Al wrote:
"According to the author, the book is based on fact."
Personally, I think this is crap in an attempt to start hype,
as Sleepers did (by the way, is Sleepers any good? I've never
read it, was put off by the false claims it had really
happened). As I wrote during the earlier discussion of the
book:
I figured out very quickly that God Is A Bullet was a
contemporary version of The Searchers if rewritten by James
Crumley. Substituting for the Indians in John Ford's classic
film is the Manson Family, with Cyrus standing in for
Charlie. Unlike Paul Shrader's Hardcore (another updated
remake of Searchers), it retains a southwestern setting, but
like that movie it splits the John Wayne character into two,
"Bob Whatever" the judgemental father and Case the
streetwise, degraded young woman who simultaneously helps the
father and serves as an object lesson on what the daughter
will become if she is not saved.
As with a lot of polarizing books which people are supposed
to either love or hate, I fell somewhere in the middle. The
"shocking" scenes were not that shocking to me and except for
a few calculatingly disgusting images (Case's memories of
being put in the belly of a cow when she was younger) most of
them are barely hinted at, or happen offstage, only to be
mentioned cryptically later on.
My problem with the book came in the characterization. None
of these characters has much depth, each filling out a stock
character and some not even that. So for me the book lagged
somewhat in the middle, during the long drives in which Case
and Bob discuss their philosophies and slowly come to know
and eventually respect and trust each other. Also, to make
Bob's turning away from his religion dramatic, I would have
to have been more convinced of his faith in the first place.
He simply changed from being extremely judgemental of "scum"
like Case, to being extremely judgemental of the hypocrisy of
upright citizens.
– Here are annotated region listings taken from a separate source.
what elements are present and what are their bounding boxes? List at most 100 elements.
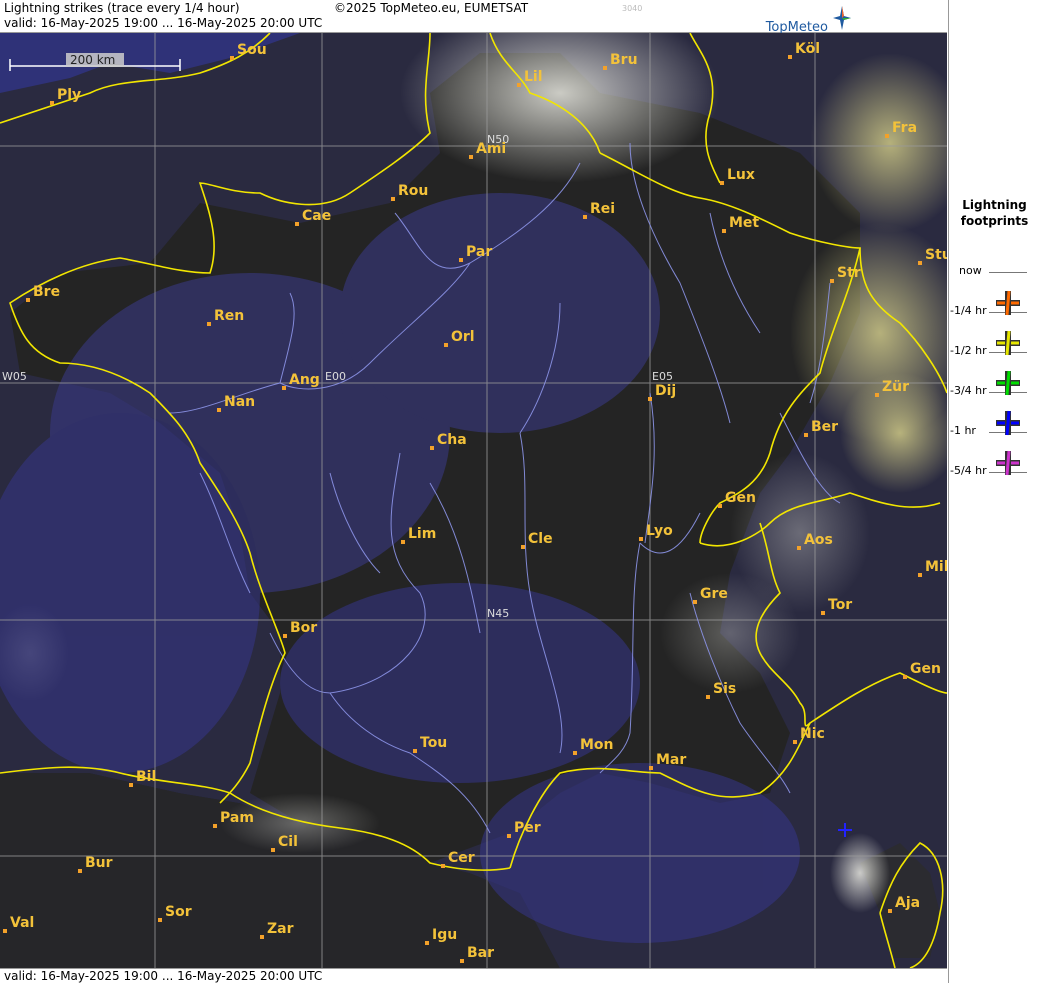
city-marker-icon bbox=[217, 408, 221, 412]
city-marker-icon bbox=[207, 322, 211, 326]
city-label: Ami bbox=[476, 141, 506, 157]
city-label: Cil bbox=[278, 834, 298, 850]
legend-cross-icon bbox=[996, 290, 1020, 316]
city-marker-icon bbox=[521, 545, 525, 549]
city-label: Str bbox=[837, 265, 861, 281]
topmeteo-logo[interactable]: TopMeteo bbox=[766, 6, 851, 35]
city-marker-icon bbox=[26, 298, 30, 302]
city-marker-icon bbox=[129, 783, 133, 787]
legend-separator bbox=[989, 272, 1027, 273]
city-marker-icon bbox=[639, 537, 643, 541]
city-label: Dij bbox=[655, 383, 676, 399]
city-mon[interactable]: Mon bbox=[573, 737, 614, 755]
city-marker-icon bbox=[213, 824, 217, 828]
city-label: Zar bbox=[267, 921, 294, 937]
city-marker-icon bbox=[573, 751, 577, 755]
valid-time-top: valid: 16-May-2025 19:00 ... 16-May-2025… bbox=[4, 16, 323, 30]
legend-title-line2: footprints bbox=[960, 214, 1029, 228]
city-marker-icon bbox=[722, 229, 726, 233]
compass-star-icon bbox=[833, 6, 851, 30]
city-marker-icon bbox=[821, 611, 825, 615]
city-label: Lyo bbox=[646, 523, 673, 539]
legend-label: -1/4 hr bbox=[950, 304, 987, 317]
city-label: Gen bbox=[910, 661, 941, 677]
city-label: Cle bbox=[528, 531, 553, 547]
city-label: Orl bbox=[451, 329, 475, 345]
legend-label: -3/4 hr bbox=[950, 384, 987, 397]
city-marker-icon bbox=[903, 675, 907, 679]
map-canvas: N50 N45 W05 E00 E05 200 km SouPlyLilBruK… bbox=[0, 33, 947, 968]
city-label: Aos bbox=[804, 532, 833, 548]
city-label: Lim bbox=[408, 526, 436, 542]
legend-label: -5/4 hr bbox=[950, 464, 987, 477]
city-marker-icon bbox=[158, 918, 162, 922]
city-label: Köl bbox=[795, 41, 820, 57]
city-marker-icon bbox=[918, 261, 922, 265]
grid-label-e05: E05 bbox=[652, 370, 673, 383]
city-label: Par bbox=[466, 244, 492, 260]
city-label: Bur bbox=[85, 855, 113, 871]
city-label: Mil bbox=[925, 559, 947, 575]
city-marker-icon bbox=[804, 433, 808, 437]
city-marker-icon bbox=[230, 56, 234, 60]
city-label: Igu bbox=[432, 927, 457, 943]
city-label: Rei bbox=[590, 201, 615, 217]
legend-label: -1/2 hr bbox=[950, 344, 987, 357]
city-marker-icon bbox=[401, 540, 405, 544]
city-label: Nan bbox=[224, 394, 255, 410]
city-label: Rou bbox=[398, 183, 428, 199]
city-marker-icon bbox=[441, 864, 445, 868]
header-bar: Lightning strikes (trace every 1/4 hour)… bbox=[0, 0, 947, 35]
city-label: Gre bbox=[700, 586, 728, 602]
city-marker-icon bbox=[830, 279, 834, 283]
city-label: Ren bbox=[214, 308, 244, 324]
city-marker-icon bbox=[3, 929, 7, 933]
city-label: Mar bbox=[656, 752, 686, 768]
city-label: Per bbox=[514, 820, 541, 836]
city-marker-icon bbox=[583, 215, 587, 219]
grid-label-w05: W05 bbox=[2, 370, 27, 383]
legend-label: now bbox=[959, 264, 982, 277]
city-label: Fra bbox=[892, 120, 917, 136]
city-label: Bil bbox=[136, 769, 156, 785]
city-marker-icon bbox=[648, 397, 652, 401]
city-label: Sor bbox=[165, 904, 192, 920]
legend-row: -5/4 hr bbox=[949, 450, 1039, 502]
city-marker-icon bbox=[413, 749, 417, 753]
copyright-text: ©2025 TopMeteo.eu, EUMETSAT bbox=[334, 1, 529, 15]
image-code: 3040 bbox=[622, 4, 643, 13]
satellite-map[interactable]: N50 N45 W05 E00 E05 200 km Sou Ply Lil B… bbox=[0, 33, 947, 968]
city-label: Bru bbox=[610, 52, 638, 68]
city-marker-icon bbox=[260, 935, 264, 939]
city-label: Lil bbox=[524, 69, 543, 85]
city-label: Cha bbox=[437, 432, 467, 448]
city-marker-icon bbox=[888, 909, 892, 913]
footer-bar: valid: 16-May-2025 19:00 ... 16-May-2025… bbox=[0, 968, 947, 984]
city-marker-icon bbox=[797, 546, 801, 550]
city-marker-icon bbox=[720, 181, 724, 185]
city-label: Cae bbox=[302, 208, 331, 224]
valid-time-bottom: valid: 16-May-2025 19:00 ... 16-May-2025… bbox=[4, 969, 323, 983]
grid-label-n45: N45 bbox=[487, 607, 509, 620]
city-label: Mon bbox=[580, 737, 614, 753]
city-label: Bar bbox=[467, 945, 494, 961]
city-label: Tor bbox=[828, 597, 852, 613]
legend-title-line1: Lightning bbox=[962, 198, 1027, 212]
city-label: Bor bbox=[290, 620, 317, 636]
city-marker-icon bbox=[430, 446, 434, 450]
legend-cross-icon bbox=[996, 370, 1020, 396]
city-marker-icon bbox=[460, 959, 464, 963]
city-label: Nic bbox=[800, 726, 825, 742]
legend-panel: Lightning footprints now -1/4 hr -1/2 hr -3… bbox=[948, 0, 1039, 983]
city-label: Zür bbox=[882, 379, 909, 395]
city-marker-icon bbox=[283, 634, 287, 638]
legend-cross-icon bbox=[996, 410, 1020, 436]
city-marker-icon bbox=[507, 834, 511, 838]
product-title: Lightning strikes (trace every 1/4 hour) bbox=[4, 1, 240, 15]
city-marker-icon bbox=[885, 134, 889, 138]
city-marker-icon bbox=[718, 504, 722, 508]
grid-label-e00: E00 bbox=[325, 370, 346, 383]
city-marker-icon bbox=[788, 55, 792, 59]
city-pam[interactable]: Pam bbox=[213, 810, 254, 828]
city-marker-icon bbox=[271, 848, 275, 852]
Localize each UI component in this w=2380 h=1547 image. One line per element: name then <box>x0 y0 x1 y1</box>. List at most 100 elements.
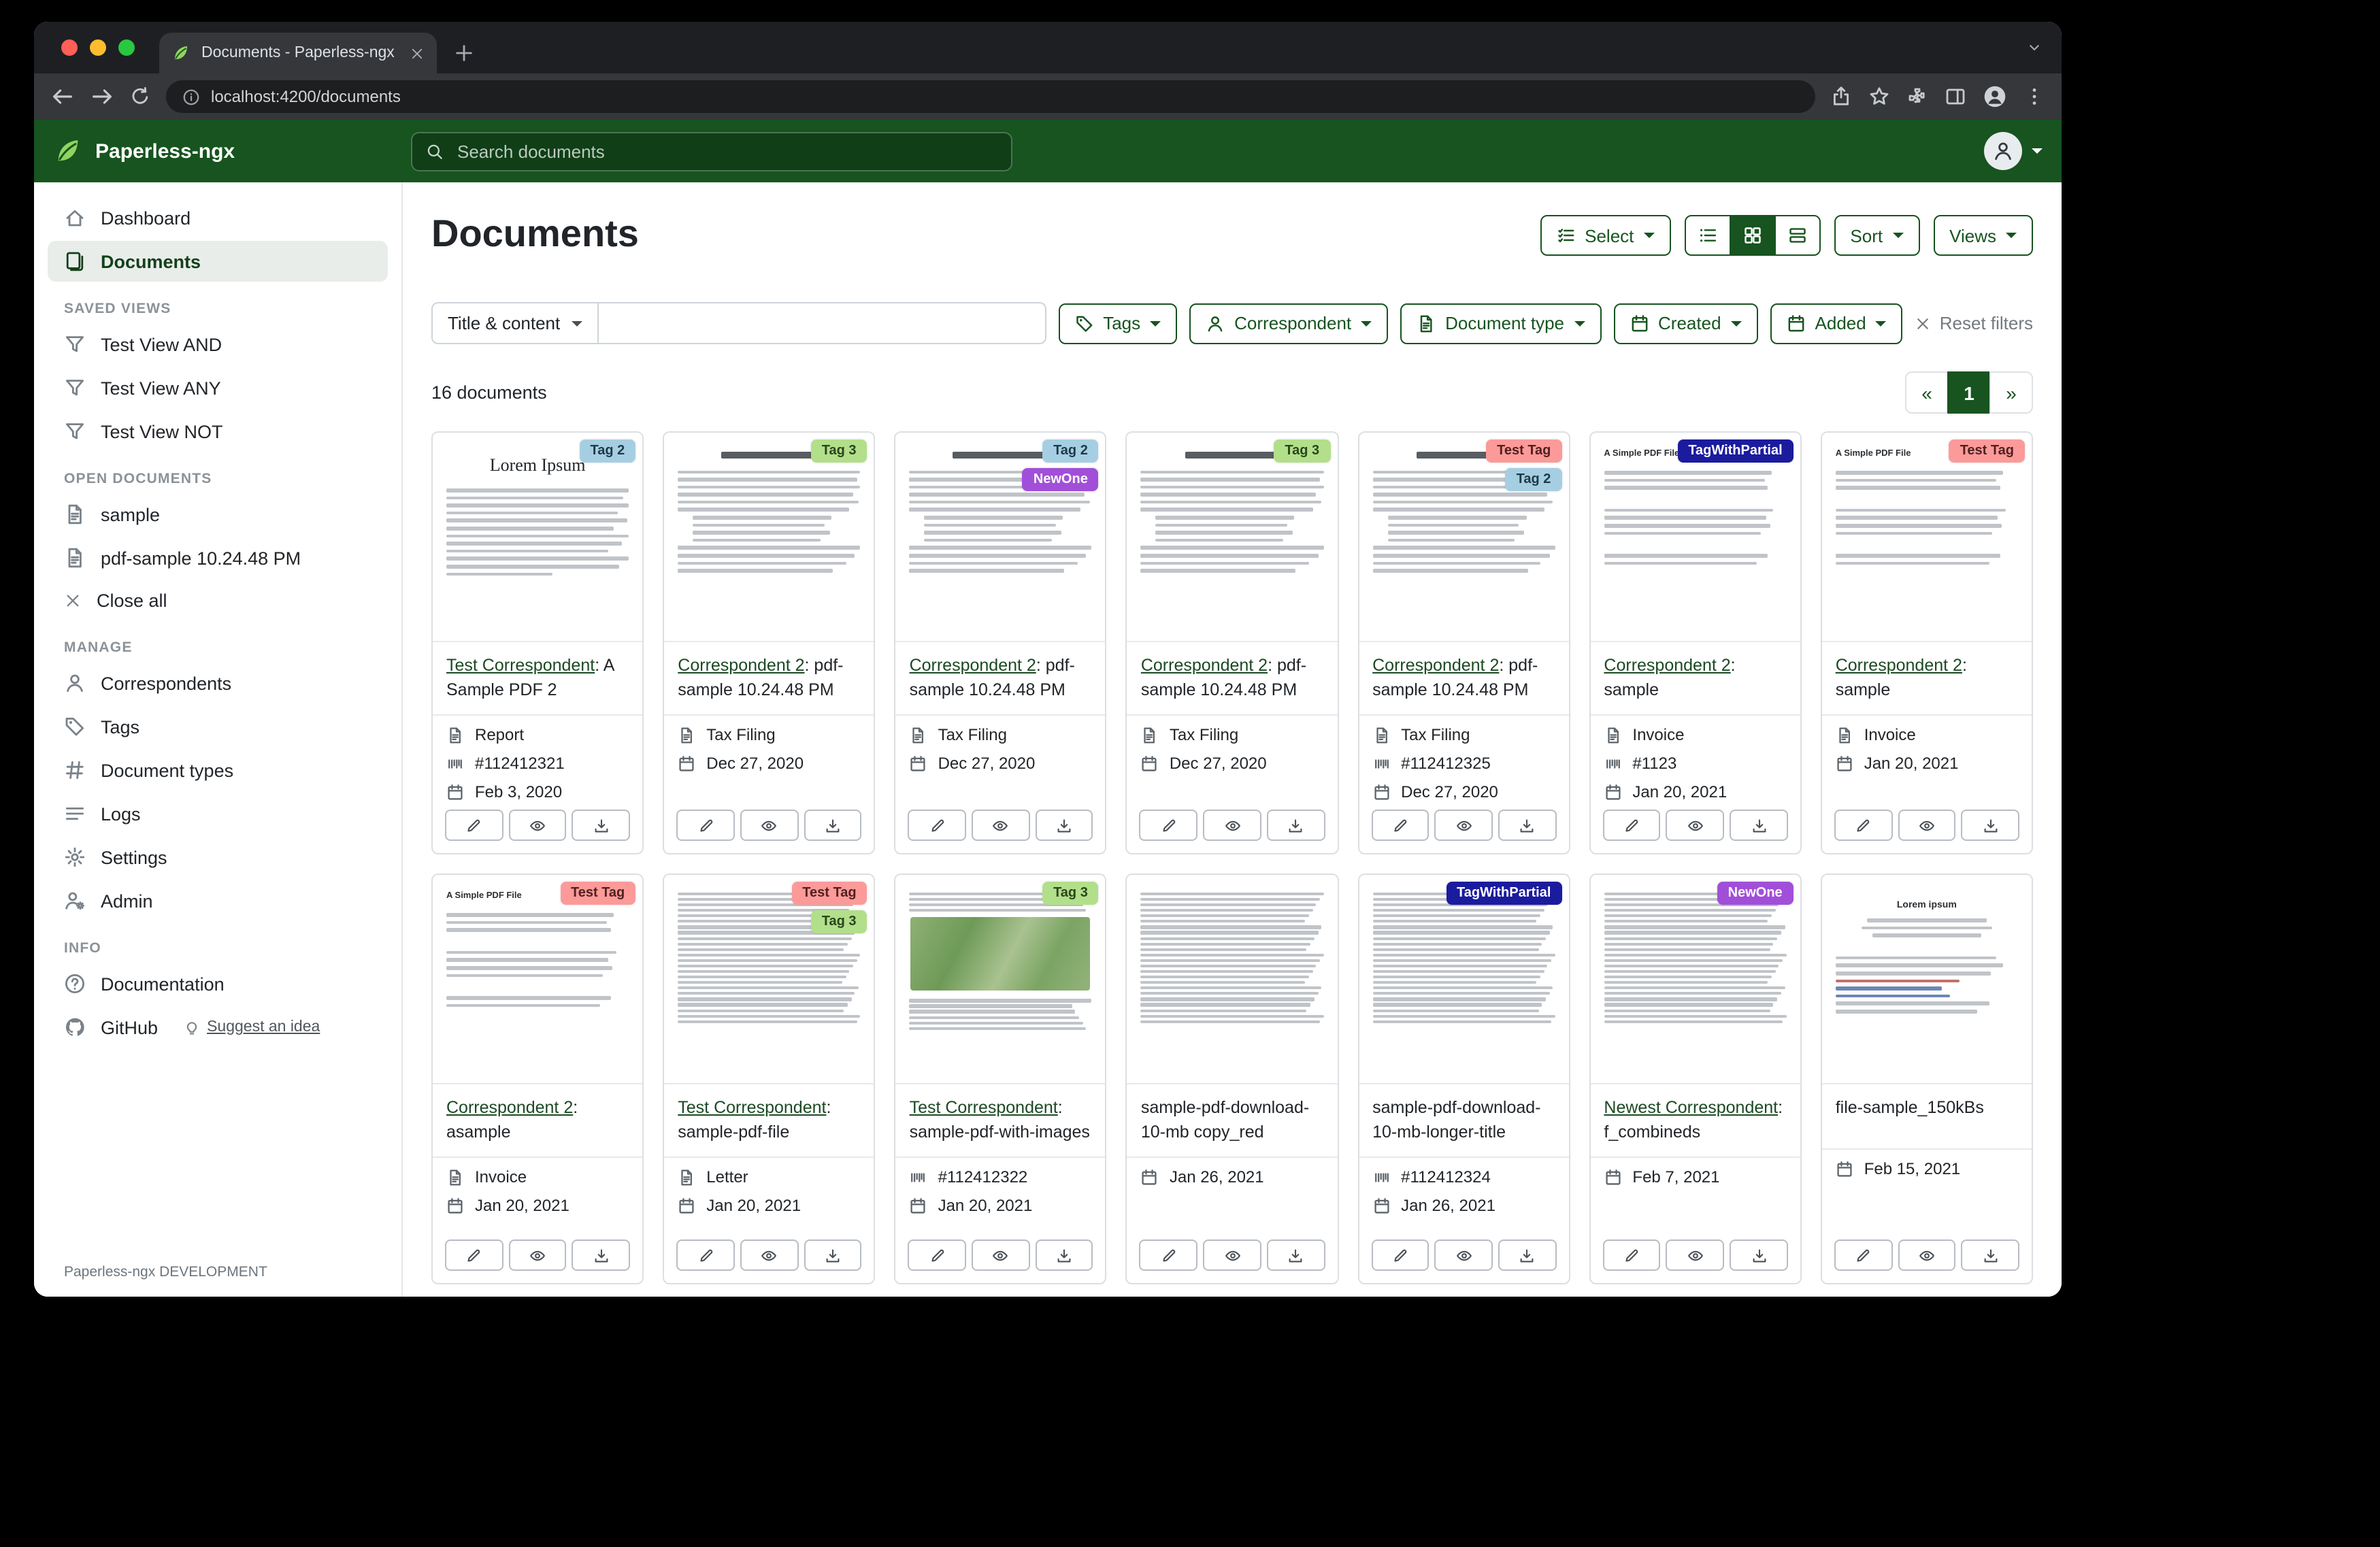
tag-badge[interactable]: Tag 2 <box>1506 468 1562 491</box>
browser-menu-icon[interactable] <box>2023 86 2045 107</box>
correspondent-link[interactable]: Correspondent 2 <box>910 656 1036 675</box>
tag-badge[interactable]: Tag 3 <box>1042 882 1099 905</box>
document-preview[interactable]: Tag 3 <box>896 875 1106 1084</box>
tag-badge[interactable]: Tag 3 <box>1274 439 1330 463</box>
download-button[interactable] <box>1035 810 1093 841</box>
correspondent-link[interactable]: Newest Correspondent <box>1604 1098 1778 1117</box>
correspondent-link[interactable]: Correspondent 2 <box>678 656 804 675</box>
new-tab-button[interactable] <box>453 42 475 64</box>
document-preview[interactable]: Lorem IpsumTag 2 <box>433 433 642 642</box>
edit-button[interactable] <box>676 810 734 841</box>
tag-badge[interactable]: NewOne <box>1717 882 1794 905</box>
close-window-button[interactable] <box>61 39 78 56</box>
browser-profile-avatar[interactable] <box>1983 84 2007 109</box>
view-button[interactable] <box>972 810 1029 841</box>
download-button[interactable] <box>572 810 630 841</box>
tags-filter-button[interactable]: Tags <box>1058 303 1177 344</box>
download-button[interactable] <box>1267 1240 1325 1271</box>
tag-badge[interactable]: TagWithPartial <box>1446 882 1561 905</box>
view-grid-button[interactable] <box>1729 215 1775 256</box>
sidebar-item-correspondents[interactable]: Correspondents <box>48 663 388 703</box>
view-button[interactable] <box>1203 810 1261 841</box>
tag-badge[interactable]: NewOne <box>1023 468 1099 491</box>
reset-filters-button[interactable]: Reset filters <box>1915 313 2033 333</box>
edit-button[interactable] <box>445 1240 503 1271</box>
view-button[interactable] <box>1435 810 1493 841</box>
view-button[interactable] <box>972 1240 1029 1271</box>
app-brand[interactable]: Paperless-ngx <box>53 136 411 166</box>
tag-badge[interactable]: Tag 2 <box>580 439 636 463</box>
sidebar-item-document-types[interactable]: Document types <box>48 750 388 791</box>
document-preview[interactable]: Test TagTag 3 <box>664 875 874 1084</box>
title-content-dropdown[interactable]: Title & content <box>431 302 598 344</box>
zoom-window-button[interactable] <box>118 39 135 56</box>
correspondent-link[interactable]: Test Correspondent <box>910 1098 1058 1117</box>
view-details-button[interactable] <box>1774 215 1820 256</box>
download-button[interactable] <box>1962 1240 2019 1271</box>
tag-badge[interactable]: Tag 2 <box>1042 439 1099 463</box>
back-button[interactable] <box>50 84 75 109</box>
document-preview[interactable]: Lorem ipsum <box>1822 875 2032 1084</box>
tab-search-chevron-icon[interactable] <box>2026 39 2043 56</box>
sidebar-open-doc-sample[interactable]: sample <box>48 494 388 535</box>
view-button[interactable] <box>508 1240 566 1271</box>
views-button[interactable]: Views <box>1933 215 2033 256</box>
tag-badge[interactable]: Test Tag <box>560 882 635 905</box>
view-button[interactable] <box>1666 810 1724 841</box>
correspondent-link[interactable]: Correspondent 2 <box>1836 656 1962 675</box>
sidebar-item-logs[interactable]: Logs <box>48 793 388 834</box>
share-icon[interactable] <box>1830 86 1852 107</box>
sidebar-item-settings[interactable]: Settings <box>48 837 388 878</box>
filter-text-input[interactable] <box>598 302 1046 344</box>
edit-button[interactable] <box>676 1240 734 1271</box>
forward-button[interactable] <box>90 84 114 109</box>
sidebar-item-documentation[interactable]: Documentation <box>48 963 388 1004</box>
edit-button[interactable] <box>1834 810 1892 841</box>
edit-button[interactable] <box>1834 1240 1892 1271</box>
tag-badge[interactable]: Tag 3 <box>811 910 867 933</box>
suggest-idea-link[interactable]: Suggest an idea <box>184 1019 320 1035</box>
sidebar-item-admin[interactable]: Admin <box>48 880 388 921</box>
sidebar-item-tags[interactable]: Tags <box>48 706 388 747</box>
correspondent-link[interactable]: Test Correspondent <box>678 1098 826 1117</box>
correspondent-link[interactable]: Correspondent 2 <box>1372 656 1499 675</box>
sidebar-item-dashboard[interactable]: Dashboard <box>48 197 388 238</box>
view-button[interactable] <box>508 810 566 841</box>
edit-button[interactable] <box>1140 810 1197 841</box>
correspondent-link[interactable]: Correspondent 2 <box>446 1098 573 1117</box>
download-button[interactable] <box>1267 810 1325 841</box>
download-button[interactable] <box>804 1240 861 1271</box>
sort-button[interactable]: Sort <box>1834 215 1919 256</box>
tab-close-icon[interactable] <box>410 46 425 61</box>
address-bar[interactable]: localhost:4200/documents <box>166 80 1815 113</box>
reload-button[interactable] <box>129 86 151 107</box>
document-preview[interactable]: A Simple PDF FileTest Tag <box>1822 433 2032 642</box>
pagination-page-1[interactable]: 1 <box>1947 371 1991 414</box>
download-button[interactable] <box>1962 810 2019 841</box>
edit-button[interactable] <box>908 1240 966 1271</box>
minimize-window-button[interactable] <box>90 39 106 56</box>
sidebar-item-test-view-not[interactable]: Test View NOT <box>48 411 388 452</box>
document-preview[interactable]: NewOne <box>1590 875 1800 1084</box>
correspondent-link[interactable]: Test Correspondent <box>446 656 595 675</box>
site-info-icon[interactable] <box>182 88 200 105</box>
sidebar-open-doc-pdf-sample[interactable]: pdf-sample 10.24.48 PM <box>48 537 388 578</box>
document-type-filter-button[interactable]: Document type <box>1400 303 1601 344</box>
view-list-button[interactable] <box>1684 215 1730 256</box>
view-button[interactable] <box>1898 810 1955 841</box>
document-preview[interactable]: Tag 3 <box>664 433 874 642</box>
side-panel-icon[interactable] <box>1945 86 1966 107</box>
sidebar-item-test-view-any[interactable]: Test View ANY <box>48 367 388 408</box>
download-button[interactable] <box>804 810 861 841</box>
correspondent-link[interactable]: Correspondent 2 <box>1141 656 1268 675</box>
sidebar-item-test-view-and[interactable]: Test View AND <box>48 324 388 365</box>
extensions-icon[interactable] <box>1906 86 1928 107</box>
download-button[interactable] <box>1035 1240 1093 1271</box>
view-button[interactable] <box>1203 1240 1261 1271</box>
pagination-prev[interactable]: « <box>1905 371 1949 414</box>
edit-button[interactable] <box>1371 810 1429 841</box>
download-button[interactable] <box>572 1240 630 1271</box>
edit-button[interactable] <box>1602 1240 1660 1271</box>
document-preview[interactable]: Tag 2 NewOne <box>896 433 1106 642</box>
pagination-next[interactable]: » <box>1989 371 2033 414</box>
John Wayne's character was far richer and
more complex --
SLIGHT SPOILER ALERT
-- I found his simultaneous revulsion and joy at finally
finding his niece Natalie Wood far more moving than Bob's
less conflicted response, even though Case had warned him of
just that possibility many times.
Back to the present -- I did enjoy the book, but I didn't
feel any particular urge to pick up his next one when I saw
it. However, keep in mind that I felt much the same way about
Dirty White Boys, which I would place in a similar macho
sub-genre that doesn't do that much for me.